La baisse a été plus importante pour les véhicules particuliers (VP), avec 21 % de moins en voitures immatriculées, avec 5.023 nouvelles voitures particulières, contre 6.366 en pareille période 2017. En VP, Toyota a été la voiture la plus vendue et ses immatriculations ont même bondi de 177 %, contre une baisse de Renault, 2ème VP la mieux vendue, de 34 % de ses immatriculations. En 3ème place des meilleures ventes, en 2 mois 2018, c’est la Sud-coréenne Kia, qui a immatriculé 500 VP, en hausse de 11 %. Avec 426 nouvelles immatriculations, Citroën se classe 4ème dans les plus grosses ventes, Hyundai 7ème et Fiat 9ème sur le podium des 10 meilleures ventes.

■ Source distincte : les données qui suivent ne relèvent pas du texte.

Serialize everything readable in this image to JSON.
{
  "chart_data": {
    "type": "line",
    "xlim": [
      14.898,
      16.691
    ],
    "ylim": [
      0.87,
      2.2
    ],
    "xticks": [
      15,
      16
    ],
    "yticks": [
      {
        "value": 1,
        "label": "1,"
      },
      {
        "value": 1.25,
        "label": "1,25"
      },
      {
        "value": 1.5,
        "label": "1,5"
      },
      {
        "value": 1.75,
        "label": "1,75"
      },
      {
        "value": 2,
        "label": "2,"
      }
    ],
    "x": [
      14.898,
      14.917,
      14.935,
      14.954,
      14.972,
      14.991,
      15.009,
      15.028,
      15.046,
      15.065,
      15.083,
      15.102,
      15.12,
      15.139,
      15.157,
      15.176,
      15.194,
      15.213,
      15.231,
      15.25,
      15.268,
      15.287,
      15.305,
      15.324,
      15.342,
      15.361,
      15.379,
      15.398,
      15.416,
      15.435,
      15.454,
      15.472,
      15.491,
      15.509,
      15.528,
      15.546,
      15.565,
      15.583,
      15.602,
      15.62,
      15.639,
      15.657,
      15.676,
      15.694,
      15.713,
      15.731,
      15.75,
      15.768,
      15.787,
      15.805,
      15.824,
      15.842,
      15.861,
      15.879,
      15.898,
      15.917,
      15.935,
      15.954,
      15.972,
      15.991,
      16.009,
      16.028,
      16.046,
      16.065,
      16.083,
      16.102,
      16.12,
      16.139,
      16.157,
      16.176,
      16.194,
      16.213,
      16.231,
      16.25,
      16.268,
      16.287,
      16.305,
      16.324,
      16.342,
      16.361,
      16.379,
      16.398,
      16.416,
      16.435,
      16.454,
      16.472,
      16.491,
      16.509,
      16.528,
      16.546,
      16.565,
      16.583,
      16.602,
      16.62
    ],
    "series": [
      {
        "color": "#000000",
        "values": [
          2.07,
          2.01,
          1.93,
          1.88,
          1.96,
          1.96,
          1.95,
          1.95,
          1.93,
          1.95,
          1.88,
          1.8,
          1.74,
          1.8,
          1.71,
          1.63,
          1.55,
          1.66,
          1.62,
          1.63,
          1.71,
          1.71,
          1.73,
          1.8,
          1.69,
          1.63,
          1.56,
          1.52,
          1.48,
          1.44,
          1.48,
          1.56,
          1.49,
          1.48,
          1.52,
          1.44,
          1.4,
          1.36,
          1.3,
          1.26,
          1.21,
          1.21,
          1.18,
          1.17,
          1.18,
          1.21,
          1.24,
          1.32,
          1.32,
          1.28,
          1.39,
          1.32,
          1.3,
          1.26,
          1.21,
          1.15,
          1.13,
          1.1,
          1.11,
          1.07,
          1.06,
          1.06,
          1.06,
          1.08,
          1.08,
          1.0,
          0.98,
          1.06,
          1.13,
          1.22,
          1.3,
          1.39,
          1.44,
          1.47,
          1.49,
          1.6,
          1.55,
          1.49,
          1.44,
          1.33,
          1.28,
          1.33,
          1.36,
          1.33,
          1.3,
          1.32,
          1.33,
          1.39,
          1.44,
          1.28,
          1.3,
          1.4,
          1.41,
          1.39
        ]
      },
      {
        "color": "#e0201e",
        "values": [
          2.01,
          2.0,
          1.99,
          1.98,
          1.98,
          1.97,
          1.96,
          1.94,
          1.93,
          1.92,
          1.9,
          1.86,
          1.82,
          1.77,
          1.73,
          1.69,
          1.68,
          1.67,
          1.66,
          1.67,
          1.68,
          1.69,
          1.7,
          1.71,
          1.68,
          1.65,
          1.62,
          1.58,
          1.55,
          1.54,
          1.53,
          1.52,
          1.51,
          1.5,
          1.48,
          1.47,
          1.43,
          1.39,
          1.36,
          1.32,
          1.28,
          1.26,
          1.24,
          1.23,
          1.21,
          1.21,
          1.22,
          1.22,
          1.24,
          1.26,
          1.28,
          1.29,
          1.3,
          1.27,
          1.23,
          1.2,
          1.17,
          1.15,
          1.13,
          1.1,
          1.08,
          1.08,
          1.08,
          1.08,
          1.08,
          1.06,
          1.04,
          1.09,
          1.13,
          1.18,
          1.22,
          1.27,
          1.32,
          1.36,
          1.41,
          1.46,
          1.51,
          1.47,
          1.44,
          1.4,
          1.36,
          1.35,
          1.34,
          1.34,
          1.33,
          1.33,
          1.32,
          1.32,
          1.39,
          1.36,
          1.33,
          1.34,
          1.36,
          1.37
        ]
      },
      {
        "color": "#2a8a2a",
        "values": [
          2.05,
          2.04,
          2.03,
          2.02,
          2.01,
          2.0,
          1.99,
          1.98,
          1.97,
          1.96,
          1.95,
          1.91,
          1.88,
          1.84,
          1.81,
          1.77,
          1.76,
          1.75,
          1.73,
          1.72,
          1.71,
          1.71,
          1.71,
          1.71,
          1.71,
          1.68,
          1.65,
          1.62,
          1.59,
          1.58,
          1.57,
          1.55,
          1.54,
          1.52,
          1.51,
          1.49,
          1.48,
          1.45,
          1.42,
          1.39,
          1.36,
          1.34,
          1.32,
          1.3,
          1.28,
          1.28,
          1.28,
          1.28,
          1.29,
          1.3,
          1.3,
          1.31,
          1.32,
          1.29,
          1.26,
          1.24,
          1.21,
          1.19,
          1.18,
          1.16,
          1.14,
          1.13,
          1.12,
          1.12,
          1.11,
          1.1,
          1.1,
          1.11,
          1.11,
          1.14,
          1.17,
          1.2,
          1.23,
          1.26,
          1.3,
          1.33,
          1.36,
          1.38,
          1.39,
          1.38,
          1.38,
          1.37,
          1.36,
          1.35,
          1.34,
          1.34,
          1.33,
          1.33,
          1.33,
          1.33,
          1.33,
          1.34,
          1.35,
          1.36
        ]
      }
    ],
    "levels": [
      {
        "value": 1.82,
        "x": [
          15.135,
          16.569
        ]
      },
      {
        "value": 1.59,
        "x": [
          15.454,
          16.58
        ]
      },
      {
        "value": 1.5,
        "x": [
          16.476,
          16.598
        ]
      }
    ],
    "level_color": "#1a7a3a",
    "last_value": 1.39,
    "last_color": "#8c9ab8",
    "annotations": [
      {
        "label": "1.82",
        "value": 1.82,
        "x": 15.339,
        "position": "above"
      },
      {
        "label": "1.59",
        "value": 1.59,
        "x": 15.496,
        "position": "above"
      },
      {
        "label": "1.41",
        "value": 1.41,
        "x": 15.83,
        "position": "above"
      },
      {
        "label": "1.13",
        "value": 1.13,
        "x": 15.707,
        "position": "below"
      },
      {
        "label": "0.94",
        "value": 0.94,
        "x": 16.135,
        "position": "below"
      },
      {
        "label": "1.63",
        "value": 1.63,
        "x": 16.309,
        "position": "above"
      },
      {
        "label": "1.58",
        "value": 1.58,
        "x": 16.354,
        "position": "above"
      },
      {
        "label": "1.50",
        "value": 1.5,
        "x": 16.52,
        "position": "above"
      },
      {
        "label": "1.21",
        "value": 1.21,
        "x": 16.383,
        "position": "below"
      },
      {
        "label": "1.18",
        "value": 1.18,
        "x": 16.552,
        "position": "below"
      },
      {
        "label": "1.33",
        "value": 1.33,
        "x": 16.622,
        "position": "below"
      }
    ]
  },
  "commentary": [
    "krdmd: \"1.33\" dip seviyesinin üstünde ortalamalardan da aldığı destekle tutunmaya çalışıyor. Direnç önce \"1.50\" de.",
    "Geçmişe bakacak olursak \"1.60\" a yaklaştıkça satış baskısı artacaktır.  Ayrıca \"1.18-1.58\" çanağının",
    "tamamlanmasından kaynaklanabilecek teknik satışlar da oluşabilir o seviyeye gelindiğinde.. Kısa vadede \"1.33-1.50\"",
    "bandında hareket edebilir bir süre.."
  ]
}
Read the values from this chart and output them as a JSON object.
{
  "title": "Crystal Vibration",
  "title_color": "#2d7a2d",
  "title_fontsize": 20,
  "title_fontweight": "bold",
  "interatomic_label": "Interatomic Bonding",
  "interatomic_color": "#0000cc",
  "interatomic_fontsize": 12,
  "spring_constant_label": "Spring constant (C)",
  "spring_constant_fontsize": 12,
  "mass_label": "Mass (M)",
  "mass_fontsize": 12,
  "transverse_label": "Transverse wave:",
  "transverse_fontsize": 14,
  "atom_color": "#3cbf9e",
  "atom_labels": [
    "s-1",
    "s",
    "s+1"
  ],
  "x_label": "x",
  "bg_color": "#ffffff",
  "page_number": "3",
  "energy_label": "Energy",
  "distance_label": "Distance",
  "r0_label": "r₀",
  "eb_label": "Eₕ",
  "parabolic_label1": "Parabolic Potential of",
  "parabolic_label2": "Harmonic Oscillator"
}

En face, le nombre de véhicules utilitaires (VU) immatriculés en 2 mois 2018 a augmenté de 2 %, avec notamment la Mahindra qui booste ses ventes de 18 % et la Ssangyong dont les ventes bondissaient de 54 % en 2 mois 2018. Il ressort de la lecture, par concessionnaire, des meilleures ventes en 2 mois 2018 que c’est Afrique Auto qui tient le haut du podium avec 1.278 nouvelles immatriculations, devant Ennakl qui ne fait que 717 nouvelles immatriculations malgré un portefeuille de 5 marques, suivi par Artes, Aures, BSB et Stafim.